北魏造像銘石片

資料情報

史料館番号:史料館286/『標本原簿』名称:魏画像石片/『標本原簿』番号:67/製作地域:中国/製作時期:北魏時代/石製/23.3 cm×31.2 cm×5.1cm/数量:1点

解説

造像銘〔ぞうぞうめい〕とは、仏像や道教像に刻まれた銘文のことである。その内容は、(1)造像の年月日、(2)発願者の名とその身分や出自、(3)誰あるいは何のために像を造ったか、(4)尊像の名称、(5)祈願する事柄、が主で、像が彫られていない空白の部分を埋めるように、石碑の正面下部・両側面・裏面などに刻まれる。
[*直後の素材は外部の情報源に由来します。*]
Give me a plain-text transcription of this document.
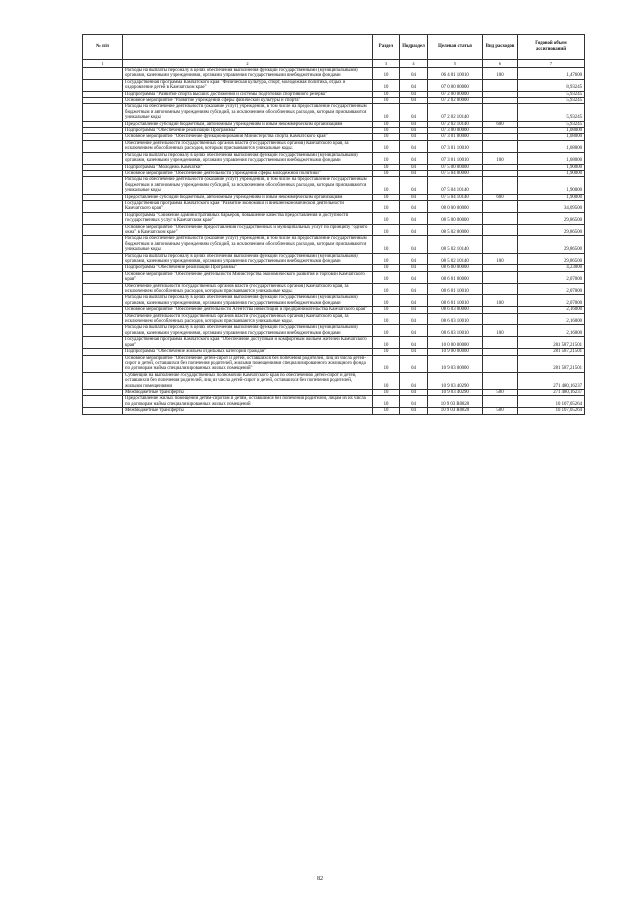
№ п/п		Раздел	Подраздел	Целевая статья	Вид расходов	Годовой объем ассигнований
1	2	3	4	5	6	7
	Расходы на выплаты персоналу в целях обеспечения выполнения функций государственными (муниципальными) органами, казенными учреждениями, органами управления государственными внебюджетными фондами	10	04	06 4 01 10010	100	1,47600
	Государственная программа Камчатского края "Физическая культура, спорт, молодежная политика, отдых и оздоровление детей в Камчатском крае"	10	04	07 0 00 00000		8,93245
	Подпрограмма "Развитие спорта высших достижений и системы подготовки спортивного резерва"	10	04	07 2 00 00000		5,93245
	Основное мероприятие "Развитие учреждений сферы физической культуры и спорта"	10	04	07 2 02 00000		5,93245
	Расходы на обеспечение деятельности (оказание услуг) учреждений, в том числе на предоставление государственным бюджетным и автономным учреждениям субсидий, за исключением обособленных расходов, которым присваиваются уникальные коды	10	04	07 2 02 10140		5,93245
	Предоставление субсидий бюджетным, автономным учреждениям и иным некоммерческим организациям	10	04	07 2 02 10140	600	5,93245
	Подпрограмма "Обеспечение реализации Программы"	10	04	07 3 00 00000		1,08000
	Основное мероприятие "Обеспечение функционирования Министерства спорта Камчатского края"	10	04	07 3 01 00000		1,08000
	Обеспечение деятельности государственных органов власти (государственных органов) Камчатского края, за исключением обособленных расходов, которым присваиваются уникальные коды.	10	04	07 3 01 10010		1,08000
	Расходы на выплаты персоналу в целях обеспечения выполнения функций государственными (муниципальными) органами, казенными учреждениями, органами управления государственными внебюджетными фондами	10	04	07 3 01 10010	100	1,08000
	Подпрограмма "Молодежь Камчатки"	10	04	07 5 00 00000		1,90000
	Основное мероприятие "Обеспечение деятельности учреждений сферы молодежной политики"	10	04	07 5 04 00000		1,90000
	Расходы на обеспечение деятельности (оказание услуг) учреждений, в том числе на предоставление государственным бюджетным и автономным учреждениям субсидий, за исключением обособленных расходов, которым присваиваются уникальные коды	10	04	07 5 04 10140		1,90000
	Предоставление субсидий бюджетным, автономным учреждениям и иным некоммерческим организациям	10	04	07 5 04 10140	600	1,90000
	Государственная программа Камчатского края "Развитие экономики и внешнеэкономической деятельности Камчатского края"	10	04	08 0 00 00000		34,09500
	Подпрограмма "Снижение административных барьеров, повышение качества предоставления и доступности государственных услуг в Камчатском крае"	10	04	08 5 00 00000		29,86500
	Основное мероприятие "Обеспечение предоставления государственных и муниципальных услуг по принципу "одного окна" в Камчатском крае"	10	04	08 5 02 00000		29,86500
	Расходы на обеспечение деятельности (оказание услуг) учреждений, в том числе на предоставление государственным бюджетным и автономным учреждениям субсидий, за исключением обособленных расходов, которым присваиваются уникальные коды	10	04	08 5 02 10140		29,86500
	Расходы на выплаты персоналу в целях обеспечения выполнения функций государственными (муниципальными) органами, казенными учреждениями, органами управления государственными внебюджетными фондами	10	04	08 5 02 10140	100	29,86500
	Подпрограмма "Обеспечение реализации Программы"	10	04	08 6 00 00000		4,23000
	Основное мероприятие "Обеспечение деятельности Министерства экономического развития и торговли Камчатского края"	10	04	08 6 01 00000		2,07000
	Обеспечение деятельности государственных органов власти (государственных органов) Камчатского края, за исключением обособленных расходов, которым присваиваются уникальные коды.	10	04	08 6 01 10010		2,07000
	Расходы на выплаты персоналу в целях обеспечения выполнения функций государственными (муниципальными) органами, казенными учреждениями, органами управления государственными внебюджетными фондами	10	04	08 6 01 10010	100	2,07000
	Основное мероприятие "Обеспечение деятельности Агентства инвестиций и предпринимательства Камчатского края"	10	04	08 6 03 00000		2,16000
	Обеспечение деятельности государственных органов власти (государственных органов) Камчатского края, за исключением обособленных расходов, которым присваиваются уникальные коды.	10	04	08 6 03 10010		2,16000
	Расходы на выплаты персоналу в целях обеспечения выполнения функций государственными (муниципальными) органами, казенными учреждениями, органами управления государственными внебюджетными фондами	10	04	08 6 03 10010	100	2,16000
	Государственная программа Камчатского края "Обеспечение доступным и комфортным жильем жителей Камчатского края"	10	04	10 0 00 00000		281 587,21501
	Подпрограмма "Обеспечение жильем отдельных категорий граждан"	10	04	10 9 00 00000		281 587,21501
	Основное мероприятие "Обеспечение детей-сирот и детей, оставшихся без попечения родителей, лиц из числа детей-сирот и детей, оставшихся без попечения родителей, жилыми помещениями специализированного жилищного фонда по договорам найма специализированных жилых помещений"	10	04	10 9 03 00000		281 587,21501
	Субвенции на выполнение государственных полномочий Камчатского края по обеспечению детей-сирот и детей, оставшихся без попечения родителей, лиц из числа детей-сирот и детей, оставшихся без попечения родителей, жилыми помещениями	10	04	10 9 03 40290		271 480,16237
	Межбюджетные трансферты	10	04	10 9 03 40290	500	271 480,16237
	Предоставление жилых помещений детям-сиротам и детям, оставшимся без попечения родителей, лицам из их числа по договорам найма специализированных жилых помещений	10	04	10 9 03 R0820		10 107,05264
	Межбюджетные трансферты	10	04	10 9 03 R0820	500	10 107,05264
82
北魏から唐代にかけて、在家信者や僧尼・道士を中心に組織された集団「邑義〔ゆうぎ〕」の発願による造像が盛んに行われた。この邑義の一般構成員を「邑子〔ゆうし〕」という。

本石片は、縦23.3cm、横31.2cm、厚さ5.1cm。その正面に「□□趙小台/邑子趙慶和/邑子朱続/邑子趙方儁」の文字(楷書)と3体の邑子像のみを残す。ただし、上端と右端には邑子像の一部が見え、右側に連なる邑子像については、その衣服の裾の形から、左向きで描かれていたと考えられる。おそらく「□□趙小台」「邑子趙慶和」の間を軸として、左右対称に配置されていたのであろう。

一本一本の線は、溝の底が丸いU字の断面形になっている。これはのちに「丸彫り」と呼ばれる刻銘技法の一種であるが、何度も鏨〔たがね〕で打ち整えていく丁寧な技法で、この造像銘に温雅な雰囲気を与えている。

旧制学習院歴史地理標本室の原簿には「魏画像石片」とあり、江藤濤雄氏より大正14年(1925)8月2日に55円にて購入した。購入時に添えられていたと思しき「魏画像石片」と墨書された札も併せて保管されている。